Five-year-old Houda Nasser stood next to 10-year-old Miriam's bed, trying to comfort her big sister. The gash on the right side of Houda's head was still bleeding. Her stained gauze bandage kept falling off and her black hair was matted with the sticky liquid. A patch covers Miriam's right eye after an operation and she has bomb fragments in her waist and thigh.

"The girls were playing in front of the house," their mother Fatima said. "I heard the explosion and I ran out and found my daughters on the ground, bleeding.
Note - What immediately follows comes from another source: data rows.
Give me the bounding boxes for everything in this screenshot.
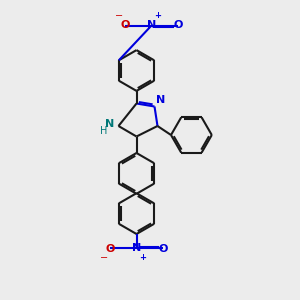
Text: O: O	[173, 20, 183, 30]
Text: −: −	[100, 253, 108, 263]
Text: N: N	[132, 243, 141, 254]
Text: +: +	[140, 253, 147, 262]
Text: N: N	[106, 118, 115, 129]
Text: O: O	[158, 244, 168, 254]
Text: N: N	[147, 20, 156, 31]
Text: O: O	[105, 244, 115, 254]
Text: O: O	[120, 20, 130, 30]
Text: −: −	[115, 11, 123, 21]
Text: +: +	[154, 11, 162, 20]
Text: H: H	[100, 126, 107, 136]
Text: N: N	[157, 95, 166, 105]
Their father was unconscious."

Blood flowed through a transparent tube from 20-year-old Rahad Hakim's chest into a bottle on the floor beneath her bed. "The doctors removed a piece of metal from near her heart," Rahad's mother Nidal Hadi said. "Now she has internal bleeding."

Mrs Hadi (40), is a widowed English teacher. She too was wounded in the US attack on Nadir. "But I am strong and my daughter needs help; I must stay beside her."

I was about to move on to other victims in other rooms, but Mrs Hadi stopped me. "I want to ask Bush why he hurt me and my daughter," she said. "I am a civilian - I am not the government. Why is he killing us?"